CVE-2026-23313 Overview
A vulnerability has been discovered in the Linux kernel's i40e network driver that causes a preempt count leak in the NAPI poll tracepoint. The issue stems from improper use of get_cpu() in the tracepoint assignment without a corresponding put_cpu() call, leading to preemption count imbalance during soft interrupt handling.
Critical Impact
This vulnerability can cause system instability and potential denial of service conditions due to preemption count leaks in the network receive soft interrupt path, affecting systems using Intel i40e network adapters.
Affected Products
- Linux kernel with i40e network driver
- Systems using Intel Ethernet Controller X710/XL710 family adapters
- Linux distributions with affected kernel versions
Discovery Timeline
- March 25, 2026 - CVE CVE-2026-23313 published to NVD
- March 25, 2026 - Last updated in NVD database
Technical Details for CVE-2026-23313
Vulnerability Analysis
The vulnerability exists in the i40e driver's NAPI poll tracepoint implementation. When network packets are processed through the softirq mechanism, the driver incorrectly uses get_cpu() to retrieve the current processor ID within the tracepoint assignment code path. The function get_cpu() disables preemption and returns the current CPU number, but the corresponding put_cpu() call that should re-enable preemption is never executed.

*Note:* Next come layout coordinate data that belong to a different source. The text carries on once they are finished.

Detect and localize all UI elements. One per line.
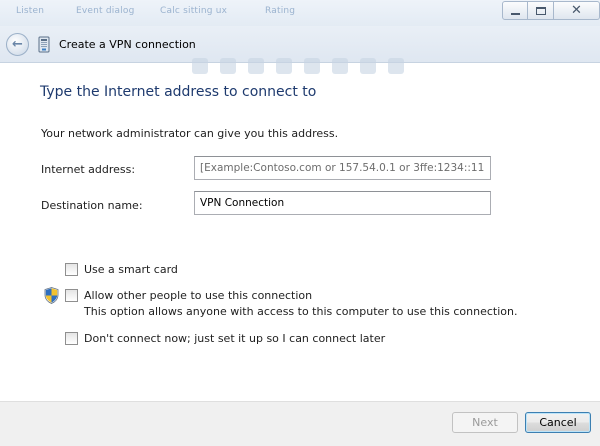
page-heading: Type the Internet address to connect to	[40, 84, 317, 100]
toolbar-ghost-icon	[276, 58, 292, 74]
toolbar-ghost-icon	[304, 58, 320, 74]
vpn-connection-icon	[38, 36, 50, 53]
destination-name-field[interactable]	[194, 191, 491, 215]
cancel-button[interactable]: Cancel	[525, 412, 591, 433]
allow-others-checkbox[interactable]	[65, 289, 78, 302]
dont-connect-now-option[interactable]: Don't connect now; just set it up so I c…	[65, 331, 385, 346]
minimize-button[interactable]	[502, 1, 528, 20]
close-button[interactable]: ✕	[554, 1, 600, 20]
minimize-icon	[510, 13, 520, 15]
toolbar-ghost-icon	[332, 58, 348, 74]
intro-text: Your network administrator can give you …	[41, 127, 339, 140]
destination-name-label: Destination name:	[41, 199, 143, 212]
smart-card-label: Use a smart card	[84, 263, 178, 276]
uac-shield-icon	[44, 287, 59, 304]
back-arrow-icon: ←	[12, 37, 23, 52]
dont-connect-now-checkbox[interactable]	[65, 332, 78, 345]
dont-connect-now-label: Don't connect now; just set it up so I c…	[84, 332, 386, 345]
allow-others-description: This option allows anyone with access to…	[84, 305, 518, 318]
toolbar-ghost-icon	[220, 58, 236, 74]
maximize-button[interactable]	[528, 1, 554, 20]
window-title: Create a VPN connection	[59, 38, 196, 51]
smart-card-checkbox[interactable]	[65, 263, 78, 276]
toolbar-ghost-icon	[248, 58, 264, 74]
internet-address-label: Internet address:	[41, 163, 136, 176]
close-icon: ✕	[571, 3, 582, 18]
dialog-footer: Next Cancel	[0, 401, 600, 446]
background-toolbar	[192, 58, 404, 74]
allow-others-label: Allow other people to use this connectio…	[84, 289, 313, 302]
toolbar-ghost-icon	[192, 58, 208, 74]
background-menu-item: Rating	[265, 6, 296, 16]
dialog-header: ← Create a VPN connection	[0, 26, 600, 74]
maximize-icon	[535, 6, 546, 15]
toolbar-ghost-icon	[388, 58, 404, 74]
toolbar-ghost-icon	[360, 58, 376, 74]
internet-address-field[interactable]	[194, 156, 491, 180]
back-button[interactable]: ←	[6, 33, 29, 56]
background-menu-item: Event dialog	[76, 6, 135, 16]
allow-others-option[interactable]: Allow other people to use this connectio…	[65, 288, 312, 303]
next-button[interactable]: Next	[452, 412, 518, 433]
background-menu-item: Listen	[16, 6, 45, 16]
background-menu-item: Calc sitting ux	[160, 6, 228, 16]
smart-card-option[interactable]: Use a smart card	[65, 262, 178, 277]
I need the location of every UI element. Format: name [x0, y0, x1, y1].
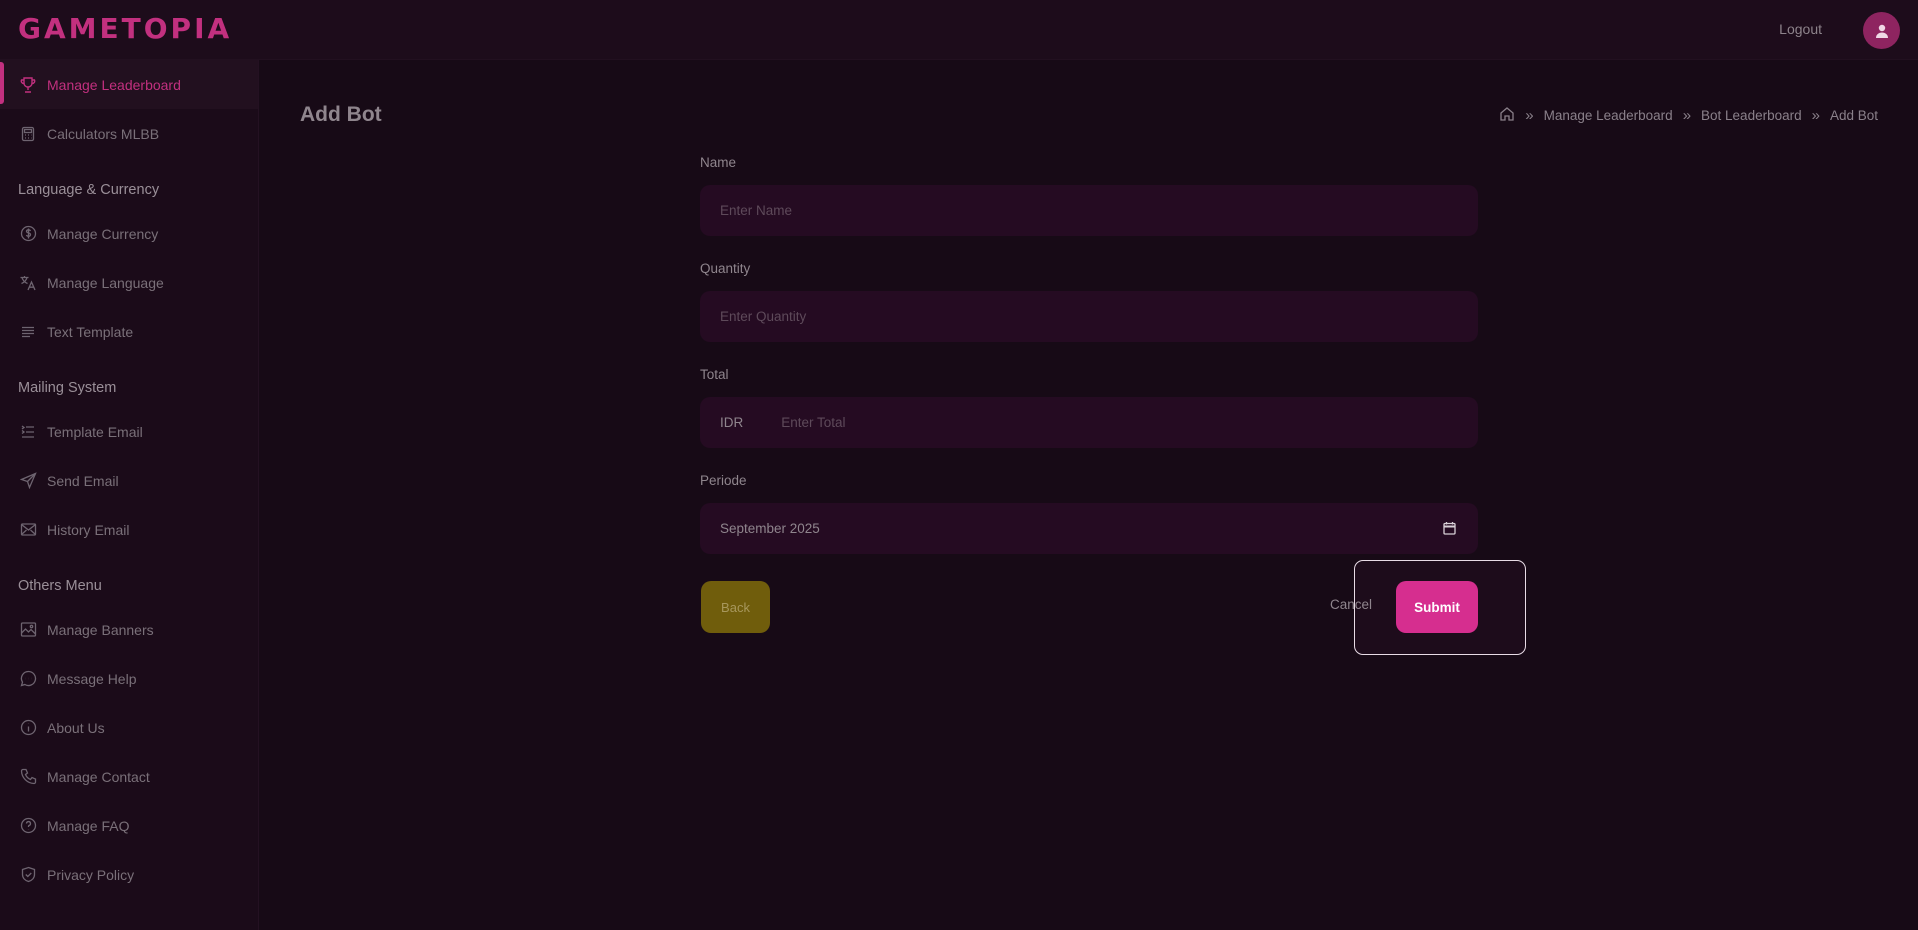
section-heading: Mailing System	[18, 379, 117, 396]
sidebar-item-label: Text Template	[47, 323, 134, 340]
sidebar: Manage Leaderboard Calculators MLBB Lang…	[0, 60, 259, 930]
sidebar-item-about-us[interactable]: About Us	[0, 703, 258, 752]
sidebar-item-label: Manage Currency	[47, 225, 159, 242]
trophy-icon	[18, 75, 38, 95]
sidebar-item-label: Template Email	[47, 423, 143, 440]
sidebar-item-message-help[interactable]: Message Help	[0, 654, 258, 703]
section-heading: Others Menu	[18, 577, 102, 594]
sidebar-item-label: Manage Banners	[47, 621, 154, 638]
sidebar-item-label: Send Email	[47, 472, 119, 489]
chat-icon	[18, 669, 38, 689]
sidebar-item-privacy-policy[interactable]: Privacy Policy	[0, 850, 258, 899]
sidebar-item-label: Message Help	[47, 670, 137, 687]
name-input[interactable]: Enter Name	[700, 185, 1478, 236]
question-icon	[18, 816, 38, 836]
quantity-placeholder: Enter Quantity	[720, 309, 807, 324]
sidebar-item-manage-contact[interactable]: Manage Contact	[0, 752, 258, 801]
avatar[interactable]	[1863, 12, 1900, 49]
add-bot-form: Name Enter Name Quantity Enter Quantity …	[700, 155, 1478, 579]
periode-input[interactable]: September 2025	[700, 503, 1478, 554]
sidebar-item-manage-banners[interactable]: Manage Banners	[0, 605, 258, 654]
text-lines-icon	[18, 322, 38, 342]
section-heading: Language & Currency	[18, 181, 160, 198]
chevron-double-right-icon: »	[1525, 107, 1534, 124]
sidebar-item-manage-leaderboard[interactable]: Manage Leaderboard	[0, 60, 258, 109]
sidebar-item-manage-currency[interactable]: Manage Currency	[0, 209, 258, 258]
breadcrumb: » Manage Leaderboard » Bot Leaderboard »…	[1499, 106, 1878, 125]
top-bar: GAMETOPIA Logout	[0, 0, 1918, 60]
total-input[interactable]: IDR Enter Total	[700, 397, 1478, 448]
send-icon	[18, 471, 38, 491]
phone-icon	[18, 767, 38, 787]
sidebar-item-label: Calculators MLBB	[47, 125, 160, 142]
sidebar-item-label: Manage Contact	[47, 768, 150, 785]
quantity-input[interactable]: Enter Quantity	[700, 291, 1478, 342]
sidebar-item-template-email[interactable]: Template Email	[0, 407, 258, 456]
sidebar-item-calculators-mlbb[interactable]: Calculators MLBB	[0, 109, 258, 158]
calculator-icon	[18, 124, 38, 144]
cancel-button[interactable]: Cancel	[1330, 597, 1372, 612]
sidebar-item-label: Manage Language	[47, 274, 164, 291]
chevron-double-right-icon: »	[1682, 107, 1692, 124]
sidebar-item-text-template[interactable]: Text Template	[0, 307, 258, 356]
sidebar-item-label: Manage FAQ	[47, 817, 130, 834]
sidebar-item-label: About Us	[47, 719, 105, 736]
breadcrumb-bot-leaderboard[interactable]: Bot Leaderboard	[1701, 108, 1802, 123]
periode-label: Periode	[700, 473, 747, 488]
periode-value: September 2025	[720, 521, 820, 536]
user-icon	[1875, 24, 1888, 38]
page-title: Add Bot	[300, 103, 382, 126]
quantity-label: Quantity	[700, 261, 751, 276]
logout-link[interactable]: Logout	[1779, 21, 1822, 37]
calendar-icon[interactable]	[1443, 521, 1456, 538]
sidebar-item-label: History Email	[47, 521, 130, 538]
currency-prefix: IDR	[720, 415, 744, 430]
sidebar-item-label: Privacy Policy	[47, 866, 135, 883]
chevron-double-right-icon: »	[1811, 107, 1820, 124]
submit-button[interactable]: Submit	[1396, 581, 1478, 633]
home-icon[interactable]	[1499, 106, 1515, 125]
sidebar-item-history-email[interactable]: History Email	[0, 505, 258, 554]
dollar-icon	[18, 224, 38, 244]
back-button[interactable]: Back	[701, 581, 770, 633]
image-icon	[18, 620, 38, 640]
info-icon	[18, 718, 38, 738]
sidebar-item-label: Manage Leaderboard	[47, 76, 181, 93]
total-placeholder: Enter Total	[781, 415, 846, 430]
mail-icon	[18, 520, 38, 540]
list-indent-icon	[18, 422, 38, 442]
name-placeholder: Enter Name	[720, 203, 793, 218]
breadcrumb-add-bot: Add Bot	[1829, 108, 1878, 123]
breadcrumb-manage-leaderboard[interactable]: Manage Leaderboard	[1544, 108, 1673, 123]
name-label: Name	[700, 155, 737, 170]
shield-icon	[18, 865, 38, 885]
sidebar-item-manage-language[interactable]: Manage Language	[0, 258, 258, 307]
app-logo[interactable]: GAMETOPIA	[18, 12, 232, 45]
sidebar-item-send-email[interactable]: Send Email	[0, 456, 258, 505]
translate-icon	[18, 273, 38, 293]
total-label: Total	[700, 367, 729, 382]
sidebar-item-manage-faq[interactable]: Manage FAQ	[0, 801, 258, 850]
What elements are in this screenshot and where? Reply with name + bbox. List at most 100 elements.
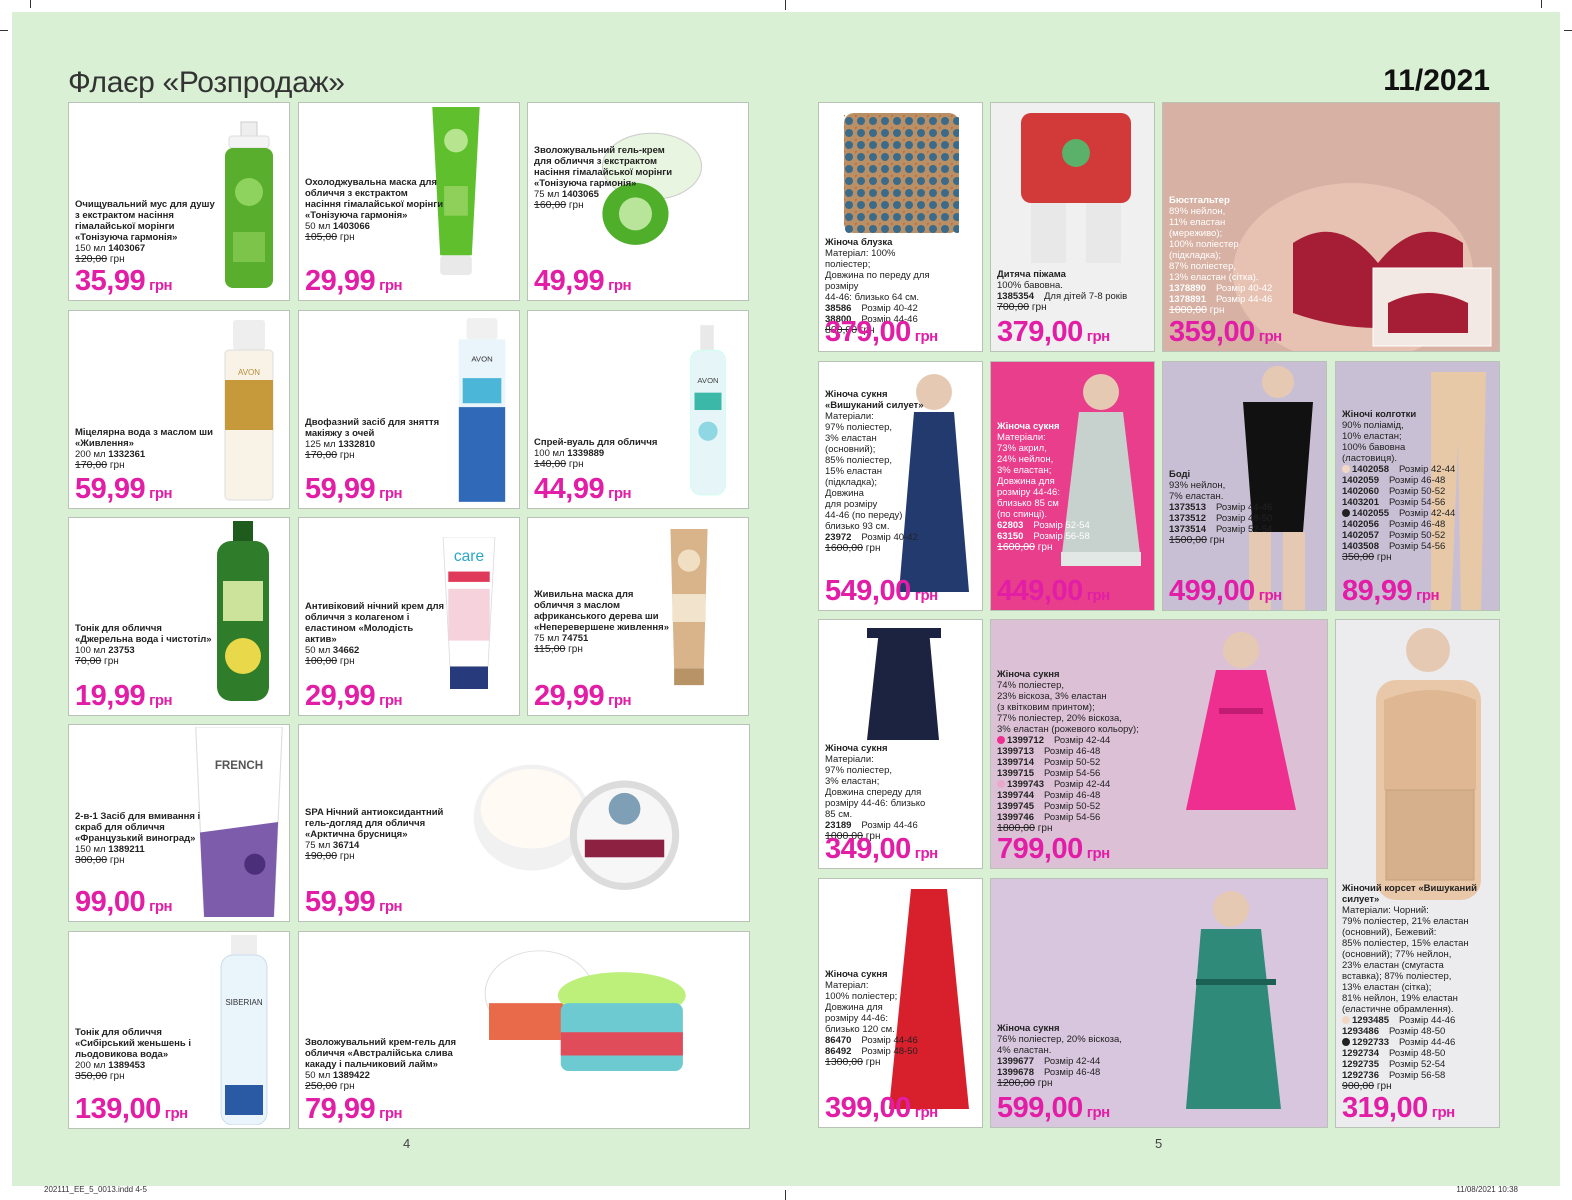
currency: грн [1374,552,1392,563]
old-price: 700,00 грн [997,302,1107,314]
apparel-card[interactable]: Жіноча сукня 76% поліестер, 20% віскоза, 4… [990,878,1328,1128]
product-code: 1339889 [567,448,605,459]
apparel-card[interactable]: Жіноча сукня Матеріали: 97% поліестер, 3% е… [818,619,983,869]
currency: грн [608,485,632,502]
product-name: Жіноча сукня [997,669,1060,680]
apparel-card[interactable]: Жіночі колготки 90% поліамід, 10% еластан;… [1335,361,1500,611]
apparel-card[interactable]: Жіноча сукня «Вишуканий силует» Матеріали… [818,361,983,611]
price-value: 549,00 [825,575,911,607]
material-line: (основний), Бежевий: [1342,927,1437,938]
product-card[interactable]: AVON Міцелярна вода з маслом ши «Живлення… [68,310,290,509]
material-line: 23% віскоза, 3% еластан [997,691,1107,702]
old-price: 1500,00 грн [1169,535,1279,547]
sale-price: 349,00 грн [825,833,938,866]
old-price: 105,00 грн [305,232,445,244]
product-card[interactable]: Охолоджувальна маска для обличчя з екстр… [298,102,520,301]
currency: грн [379,1105,403,1122]
sale-price: 89,99 грн [1342,575,1440,608]
material-line: Матеріали: [825,411,874,422]
size-label: Розмір 40-42 [1215,283,1273,294]
color-swatch [997,736,1005,744]
product-card[interactable]: AVON Спрей-вуаль для обличчя 100 мл 133988… [527,310,749,509]
product-name: 2-в-1 Засіб для вмивання і скраб для обл… [75,811,201,844]
old-price-value: 190,00 [305,850,338,862]
product-card[interactable]: SPA Нічний антиоксидантний гель-догляд д… [298,724,750,922]
currency: грн [862,1057,881,1068]
apparel-card[interactable]: Жіночий корсет «Вишуканий силует» Матеріа… [1335,619,1500,1128]
product-info: Боді 93% нейлон, 7% еластан. 1373513 Розмір … [1169,469,1279,546]
product-code: 74751 [561,633,589,644]
material-line: 100% поліестер [1169,239,1239,250]
price-value: 59,99 [75,473,146,505]
price-value: 449,00 [997,575,1083,607]
product-card[interactable]: care Антивіковий нічний крем для обличчя … [298,517,520,716]
apparel-card[interactable]: Бюстгальтер 89% нейлон, 11% еластан (мережи… [1162,102,1500,352]
product-card[interactable]: Зволожувальний крем-гель для обличчя «Ав… [298,931,750,1129]
currency: грн [1086,328,1110,345]
material-line: 81% нейлон, 19% еластан [1342,993,1458,1004]
product-info: Жіноча сукня 76% поліестер, 20% віскоза, 4… [997,1023,1167,1089]
currency: грн [149,485,173,502]
old-price: 350,00 грн [75,1071,215,1083]
old-price: 140,00 грн [534,459,674,471]
old-price-value: 350,00 [1342,551,1375,563]
size-label: Розмір 48-50 [1388,1048,1446,1059]
product-code: 1292733 [1352,1037,1389,1048]
size-label: Розмір 40-42 [861,532,918,543]
currency: грн [1034,542,1053,553]
product-code: 86470 [825,1035,852,1046]
product-info: Жіноча сукня Матеріал: 100% поліестер; Довж… [825,969,935,1068]
product-code: 1399714 [997,757,1034,768]
material-line: 100% бавовна. [997,280,1063,291]
svg-text:AVON: AVON [471,355,492,364]
old-price: 1200,00 грн [997,1078,1167,1090]
currency: грн [107,855,125,866]
apparel-card[interactable]: Жіноча блузка Матеріал: 100% поліестер; До… [818,102,983,352]
currency: грн [914,1104,938,1121]
product-code: 1293486 [1342,1026,1379,1037]
issue-number: 11/2021 [1383,64,1490,97]
material-line: 10% еластан; [1342,431,1402,442]
product-photo [991,103,1154,351]
sale-price: 59,99 грн [75,473,173,506]
size-label: Розмір 54-56 [1388,497,1446,508]
apparel-card[interactable]: Жіноча сукня Матеріали: 73% акрил, 24% нейл… [990,361,1155,611]
variant-row: 62803 Розмір 52-54 [997,520,1107,531]
material-line: 74% поліестер, [997,680,1065,691]
product-card[interactable]: SIBERIAN Тонік для обличчя «Сибірський же… [68,931,290,1129]
product-image: AVON [219,317,279,503]
currency: грн [608,277,632,294]
svg-text:AVON: AVON [697,376,718,385]
apparel-card[interactable]: Жіноча сукня Матеріал: 100% поліестер; Довж… [818,878,983,1128]
currency: грн [914,845,938,862]
size-label: Розмір 44-46 [1398,1037,1456,1048]
product-code: 23753 [108,645,135,656]
material-line: 93% нейлон, [1169,480,1226,491]
old-price-value: 115,00 [534,643,566,655]
product-card[interactable]: AVON Двофазний засіб для зняття макіяжу з… [298,310,520,509]
product-info: Очищувальний мус для душу з екстрактом н… [75,199,215,265]
product-card[interactable]: Очищувальний мус для душу з екстрактом н… [68,102,290,301]
material-line: (мереживо); [1169,228,1223,239]
apparel-card[interactable]: Дитяча піжама 100% бавовна. 1385354 Для діт… [990,102,1155,352]
old-price-value: 100,00 [305,655,338,667]
product-info: Дитяча піжама 100% бавовна. 1385354 Для діт… [997,269,1127,314]
apparel-card[interactable]: Жіноча сукня 74% поліестер, 23% віскоза, 3… [990,619,1328,869]
variant-row: 1402060 Розмір 50-52 [1342,486,1452,497]
product-card[interactable]: FRENCH 2-в-1 Засіб для вмивання і скраб д… [68,724,290,922]
sale-price: 379,00 грн [825,316,938,349]
material-line: розміру 44-46: близько 85 см. [825,798,926,820]
product-card[interactable]: Зволожувальний гель-крем для обличчя з е… [527,102,749,301]
product-code: 1403067 [108,243,146,254]
apparel-card[interactable]: Боді 93% нейлон, 7% еластан. 1373513 Розмір … [1162,361,1327,611]
product-info: Жіноча сукня Матеріали: 97% поліестер, 3% е… [825,743,935,842]
product-info: Міцелярна вода з маслом ши «Живлення» 200… [75,427,215,471]
size-label: Розмір 42-44 [1053,779,1111,790]
material-line: Довжина [825,488,864,499]
variant-row: 1399743 Розмір 42-44 [997,779,1167,790]
product-image: AVON [453,317,511,503]
price-value: 399,00 [825,1092,911,1124]
product-card[interactable]: Тонік для обличчя «Джерельна вода і чист… [68,517,290,716]
product-card[interactable]: Живильна маска для обличчя з маслом афри… [527,517,749,716]
old-price: 1300,00 грн [825,1057,935,1069]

This creates an asymmetric preemption count, as evidenced by kernel warning messages showing the preempt count changing from 00000100 to 00000101 during softirq processing. The NET_RX softirq path is particularly affected, causing the kernel to detect and report this inconsistency.
Root Cause
The root cause is a programming error in the tracepoint instrumentation code within the i40e driver. The developer used get_cpu() when they only needed the processor ID without disabling preemption. The correct function to use in this context is smp_processor_id(), which returns the current CPU number without modifying the preemption state.
The fix involves replacing get_cpu() with smp_processor_id() in the tracepoint assignment, eliminating the preemption count leak entirely.
Attack Vector
The attack vector for this vulnerability is currently unknown. However, the vulnerability manifests during normal network packet processing when:
- Network traffic arrives on an interface managed by the i40e driver
- The NAPI poll mechanism is invoked to process received packets
- Tracepoints are enabled for monitoring driver behavior
- The preemption count becomes unbalanced, potentially leading to system instability
The vulnerability can cause gradual system degradation as preemption counts accumulate incorrectly over time, potentially leading to soft lockups or other denial of service conditions on systems under heavy network load.
Detection Methods for CVE-2026-23313
Indicators of Compromise
- Kernel warning messages containing "huh, entered softirq 3 NET_RX with preempt_count" in system logs
- Preemption count mismatch warnings during network operations
- System instability or soft lockups on systems with i40e network adapters
- Degraded network performance under high traffic loads
Detection Strategies
- Monitor kernel logs (dmesg) for softirq preemption count warnings
- Deploy monitoring for i40e driver-specific error messages
- Implement kernel tracing to detect preemption count anomalies
- Use SentinelOne Singularity platform to monitor for kernel-level anomalies and stability issues
Monitoring Recommendations
- Enable kernel logging at appropriate verbosity levels to capture softirq warnings
- Configure alerting for preemption count leak messages in centralized log management systems
- Monitor system uptime and stability metrics on affected systems
- Track i40e driver events through kernel event monitoring tools
How to Mitigate CVE-2026-23313
Immediate Actions Required
- Update the Linux kernel to a patched version containing the fix
- If unable to immediately patch, consider disabling i40e tracepoints temporarily
- Monitor affected systems for signs of instability
- Plan maintenance windows for kernel updates on production systems
Patch Information
The fix has been committed to the stable Linux kernel tree. The patch replaces the problematic get_cpu() call with smp_processor_id() in the tracepoint assignment code. Multiple kernel commits address this issue:
- Kernel Git Commit Update
- Kernel Git Commit Fix
- Kernel Git Commit Security Patch
- Kernel Git Commit Improvement
Administrators should apply the appropriate patch for their kernel version from the stable kernel repository.
Workarounds
- Disable i40e driver tracepoints if not required for debugging purposes
- Reduce network load on affected systems until patches can be applied
- Consider using alternative network drivers if available for your hardware
- Implement system monitoring to detect and respond to stability issues promptly
# Configuration example
# Disable i40e tracepoints temporarily (if available)
echo 0 > /sys/kernel/debug/tracing/events/i40e/enable
# Verify current kernel version
uname -r
# Check for available kernel updates
apt-get update && apt-cache policy linux-image-generic
# or for RHEL/CentOS
yum check-update kernel
Disclaimer: This content was generated using AI. While we strive for accuracy, please verify critical information with official sources.